(Reuters Health) - A widely used healthcare algorithm that flags patients at high risk of severe illness and targets them for extra attention has an unintentional built-in bias against black patients, a new study finds.
After examining the records of 6,079 black and 43,539 white patients through the lens of the software tasked with identifying those at highest risk of serious illness, researchers determined that the algorithm was more likely to flag white patients for extra medical attention than blacks who were just as sick.
The study results were published in Science.
“This family of algorithms operates behind the scenes at nearly every health system in the U.S., said lead author Dr. Ziad Obermeyer of the University of California, Berkeley, School of Public Health. “They are used to screen millions of patients for important decisions - like who gets extra help with managing their chronic illnesses.”
In concrete terms, “the top 3% of patients in terms of algorithm risk score are auto-identified for enrollment in high-risk care management programs - this doesn’t guarantee they get in, but it’s a bit like a fast track,” Obermeyer explained.
But the problem with the algorithm examined by Obermeyer and his colleagues is its use of healthcare expenditures, rather than actual medical data, to identify the sickest patients.
As it turns out, although healthcare providers are spending about the same amount of money caring for black and white patients, African-Americans are generally less likely to seek care in the earlier stages of illness - when costs of providing care would be relatively low - and more likely to run up a big bill near the end of life, when chronic conditions have resulted in very sick patients.
“Black patients generate very different kinds of costs,” the researchers write. “For example, fewer inpatient and outpatient specialist costs, and more costs related to emergency visits and dialysis.”
The reasons for that disparity are complicated and include a distrust of the medical system by African-Americans, the study team notes.
Obermeyer and his colleagues aren’t disputing the need for software to discover the sickest patients. They are concerned that the algorithms currently in use are emphasizing the wrong factors in their calculations.
“This is obviously a critical activity for our health system to be doing - we want algorithms to help predict who gets sick, and to help us prevent illness before it happens,” Obermeyer said in an email. “But we want the algorithms to do that in a fair way.”
When they were done with their analysis, Obermeyer and his colleagues approached the company that created the algorithm and suggested changes be made to remove the inadvertent bias and better identify patients at risk of becoming severely ill.

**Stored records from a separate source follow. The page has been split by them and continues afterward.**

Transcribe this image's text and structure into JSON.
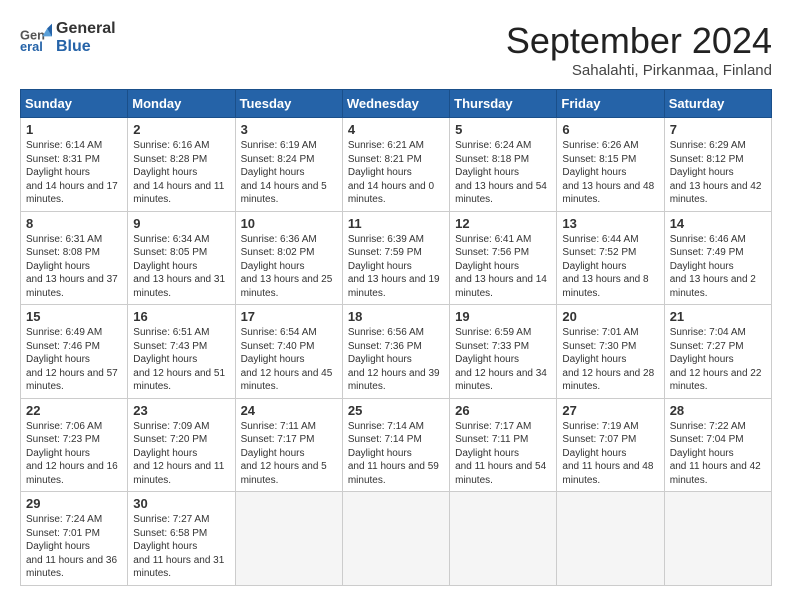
{
  "header": {
    "logo_general": "General",
    "logo_blue": "Blue",
    "month_title": "September 2024",
    "location": "Sahalahti, Pirkanmaa, Finland"
  },
  "days_of_week": [
    "Sunday",
    "Monday",
    "Tuesday",
    "Wednesday",
    "Thursday",
    "Friday",
    "Saturday"
  ],
  "weeks": [
    [
      {
        "day": 1,
        "sunrise": "6:14 AM",
        "sunset": "8:31 PM",
        "daylight": "14 hours and 17 minutes."
      },
      {
        "day": 2,
        "sunrise": "6:16 AM",
        "sunset": "8:28 PM",
        "daylight": "14 hours and 11 minutes."
      },
      {
        "day": 3,
        "sunrise": "6:19 AM",
        "sunset": "8:24 PM",
        "daylight": "14 hours and 5 minutes."
      },
      {
        "day": 4,
        "sunrise": "6:21 AM",
        "sunset": "8:21 PM",
        "daylight": "14 hours and 0 minutes."
      },
      {
        "day": 5,
        "sunrise": "6:24 AM",
        "sunset": "8:18 PM",
        "daylight": "13 hours and 54 minutes."
      },
      {
        "day": 6,
        "sunrise": "6:26 AM",
        "sunset": "8:15 PM",
        "daylight": "13 hours and 48 minutes."
      },
      {
        "day": 7,
        "sunrise": "6:29 AM",
        "sunset": "8:12 PM",
        "daylight": "13 hours and 42 minutes."
      }
    ],
    [
      {
        "day": 8,
        "sunrise": "6:31 AM",
        "sunset": "8:08 PM",
        "daylight": "13 hours and 37 minutes."
      },
      {
        "day": 9,
        "sunrise": "6:34 AM",
        "sunset": "8:05 PM",
        "daylight": "13 hours and 31 minutes."
      },
      {
        "day": 10,
        "sunrise": "6:36 AM",
        "sunset": "8:02 PM",
        "daylight": "13 hours and 25 minutes."
      },
      {
        "day": 11,
        "sunrise": "6:39 AM",
        "sunset": "7:59 PM",
        "daylight": "13 hours and 19 minutes."
      },
      {
        "day": 12,
        "sunrise": "6:41 AM",
        "sunset": "7:56 PM",
        "daylight": "13 hours and 14 minutes."
      },
      {
        "day": 13,
        "sunrise": "6:44 AM",
        "sunset": "7:52 PM",
        "daylight": "13 hours and 8 minutes."
      },
      {
        "day": 14,
        "sunrise": "6:46 AM",
        "sunset": "7:49 PM",
        "daylight": "13 hours and 2 minutes."
      }
    ],
    [
      {
        "day": 15,
        "sunrise": "6:49 AM",
        "sunset": "7:46 PM",
        "daylight": "12 hours and 57 minutes."
      },
      {
        "day": 16,
        "sunrise": "6:51 AM",
        "sunset": "7:43 PM",
        "daylight": "12 hours and 51 minutes."
      },
      {
        "day": 17,
        "sunrise": "6:54 AM",
        "sunset": "7:40 PM",
        "daylight": "12 hours and 45 minutes."
      },
      {
        "day": 18,
        "sunrise": "6:56 AM",
        "sunset": "7:36 PM",
        "daylight": "12 hours and 39 minutes."
      },
      {
        "day": 19,
        "sunrise": "6:59 AM",
        "sunset": "7:33 PM",
        "daylight": "12 hours and 34 minutes."
      },
      {
        "day": 20,
        "sunrise": "7:01 AM",
        "sunset": "7:30 PM",
        "daylight": "12 hours and 28 minutes."
      },
      {
        "day": 21,
        "sunrise": "7:04 AM",
        "sunset": "7:27 PM",
        "daylight": "12 hours and 22 minutes."
      }
    ],
    [
      {
        "day": 22,
        "sunrise": "7:06 AM",
        "sunset": "7:23 PM",
        "daylight": "12 hours and 16 minutes."
      },
      {
        "day": 23,
        "sunrise": "7:09 AM",
        "sunset": "7:20 PM",
        "daylight": "12 hours and 11 minutes."
      },
      {
        "day": 24,
        "sunrise": "7:11 AM",
        "sunset": "7:17 PM",
        "daylight": "12 hours and 5 minutes."
      },
      {
        "day": 25,
        "sunrise": "7:14 AM",
        "sunset": "7:14 PM",
        "daylight": "11 hours and 59 minutes."
      },
      {
        "day": 26,
        "sunrise": "7:17 AM",
        "sunset": "7:11 PM",
        "daylight": "11 hours and 54 minutes."
      },
      {
        "day": 27,
        "sunrise": "7:19 AM",
        "sunset": "7:07 PM",
        "daylight": "11 hours and 48 minutes."
      },
      {
        "day": 28,
        "sunrise": "7:22 AM",
        "sunset": "7:04 PM",
        "daylight": "11 hours and 42 minutes."
      }
    ],
    [
      {
        "day": 29,
        "sunrise": "7:24 AM",
        "sunset": "7:01 PM",
        "daylight": "11 hours and 36 minutes."
      },
      {
        "day": 30,
        "sunrise": "7:27 AM",
        "sunset": "6:58 PM",
        "daylight": "11 hours and 31 minutes."
      },
      null,
      null,
      null,
      null,
      null
    ]
  ]
}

“The manufacturer independently replicated our analyses on its national dataset of 3,695,943 commercially insured patients,” the researchers write. Since then, the company and the researchers have been working together to root out biases in the software.
“Our results show that, while there is enormous scope for harm, we can also fix bias: by paying close attention to the technical choices we make when building algorithms, choices that are grounded in awareness of the deep social and historical inequalities that shape the data,” Obermeyer said.
The researchers have highlighted the error of “using cost as a surrogate marker for who has poor health and who needs most to have healthcare services wrapped around them,” said Dr. Cardinale Smith, an associate professor of medicine at the Icahn School of Medicine at Mount Sinai in New York City and director of quality for cancer services at Mount Sinai Health System.
“When you use this surrogate marker, you are creating a bias against racial and ethnic minorities who don’t always get care for the diseases they have and so tend to present later in the illness,” Smith said. “If you take the example of cancer, we know minority patients (are less likely to) get the standard of care compared to their non-minority counterparts.”
And that means minority patients may cost the system less for years, but there is a big price tag at the end when the patients are very sick, Smith explained.